Marathon Savaşı (Eylül 490)

 

Marathon Savaşı, The Dept. of History, US Military Academy (CC BY-SA)

MÖ. 490 yılında Dareios’un yeğeni Artaphernes ve damadı Datis adlı bir Med komutasındaki Pers donanması Yunanistan’a ayak bastı. Persler, Yunanlar’dan toprak ve su talep ettiler. Bu açıkça “teslim olun” demekti. Birçok şehir bu isteğe boyun eğse de özellikle Atina ve Sparta karşıt duruşlarından taviz vermediler. 

Persler önce Atina gibi İonia’daki ayaklanmaya destek veren şehirlerden biri olan Eretria’yı kuşattılar. Kent fazla direnemedi ve yakılıp yıkıldıktan sonra halkı köleleştirildi. Perslere tiran Peisistratos’un oğlu ve babası gibi bir dönem Atina tiranı olan ancak sürgün edilmiş Hippias rehberlik ediyordu. Persler Eretria’dan sonra bir zamanlar Peisistratoslara en büyük desteği sağlayan yerlerden biri olan Marathon’a yöneldiler.

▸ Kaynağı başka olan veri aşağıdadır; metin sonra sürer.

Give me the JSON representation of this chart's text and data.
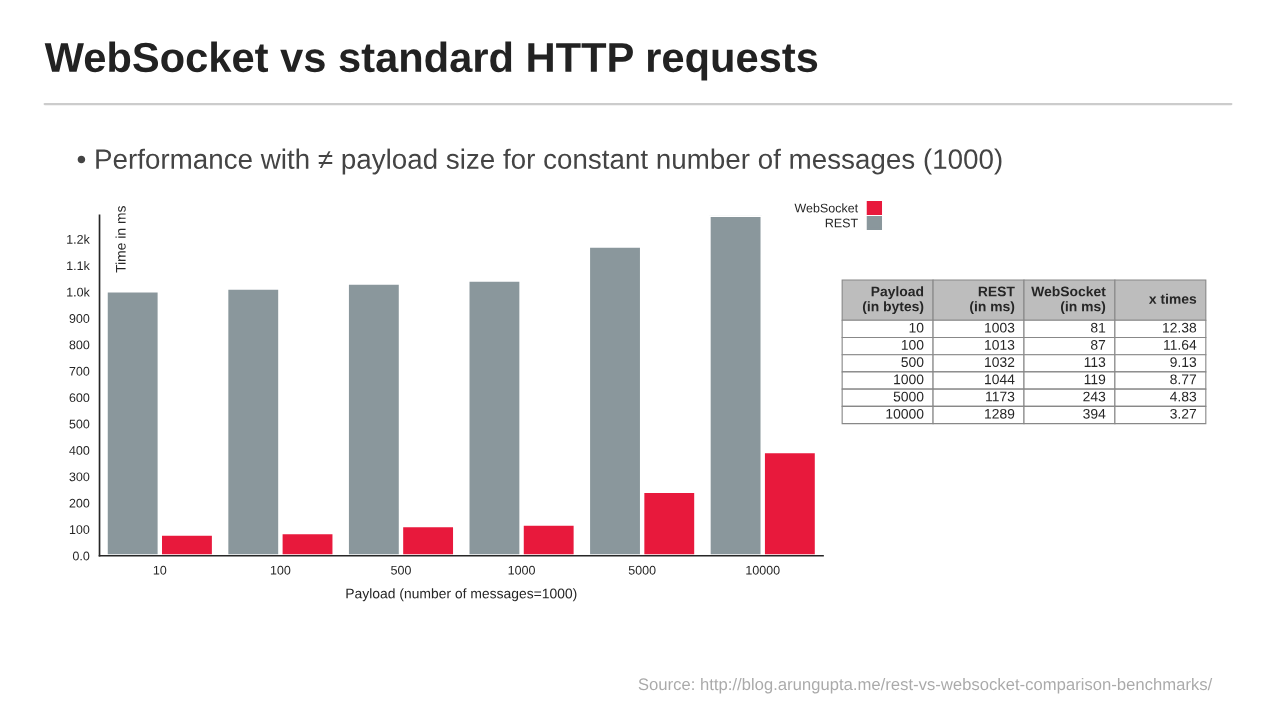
{
  "chart_data": [
    {
      "type": "bar",
      "title": "WebSocket vs standard HTTP requests",
      "subtitle": "• Performance with ≠ payload size for constant number of messages (1000)",
      "xlabel": "Payload (number of messages=1000)",
      "ylabel": "Time in ms",
      "categories": [
        "10",
        "100",
        "500",
        "1000",
        "5000",
        "10000"
      ],
      "series": [
        {
          "name": "REST",
          "color": "#8a979c",
          "values": [
            1003,
            1013,
            1032,
            1044,
            1173,
            1289
          ]
        },
        {
          "name": "WebSocket",
          "color": "#e8193c",
          "values": [
            81,
            87,
            113,
            119,
            243,
            394
          ]
        }
      ],
      "ylim": [
        0,
        1290
      ],
      "yticks": [
        {
          "value": 0,
          "label": "0.0"
        },
        100,
        200,
        300,
        400,
        500,
        600,
        700,
        800,
        900,
        {
          "value": 1000,
          "label": "1.0k"
        },
        {
          "value": 1100,
          "label": "1.1k"
        },
        {
          "value": 1200,
          "label": "1.2k"
        }
      ],
      "legend": "top right",
      "annotations": [
        "Source: http://blog.arungupta.me/rest-vs-websocket-comparison-benchmarks/"
      ]
    },
    {
      "type": "other",
      "categories": [
        "Payload\n(in bytes)",
        "REST\n(in ms)",
        "WebSocket\n(in ms)",
        "x times"
      ],
      "annotations": [
        "10",
        "1003",
        "81",
        "12.38",
        "100",
        "1013",
        "87",
        "11.64",
        "500",
        "1032",
        "113",
        "9.13",
        "1000",
        "1044",
        "119",
        "8.77",
        "5000",
        "1173",
        "243",
        "4.83",
        "10000",
        "1289",
        "394",
        "3.27"
      ]
    }
  ]
}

Bunun üzerine Atinalılar yardım istemek üzere Pheidippides adlı bir atleti Sparta’ya gönderdiler. Fakat Spartalılar o esnada dini bir festivali kutladıklarından festivalin bitmesini takiben Atina’ya yardım göndermeye söz verdiler. Ancak bu yardımı çok geç gönderdiler. Esas yardım 1000 hoplit (ağır zırhlı piyade) gönderen Plataia şehrinden geldi. Savaş Marathon Körfezi’nin hemen gerisindeki ovada yapıldı.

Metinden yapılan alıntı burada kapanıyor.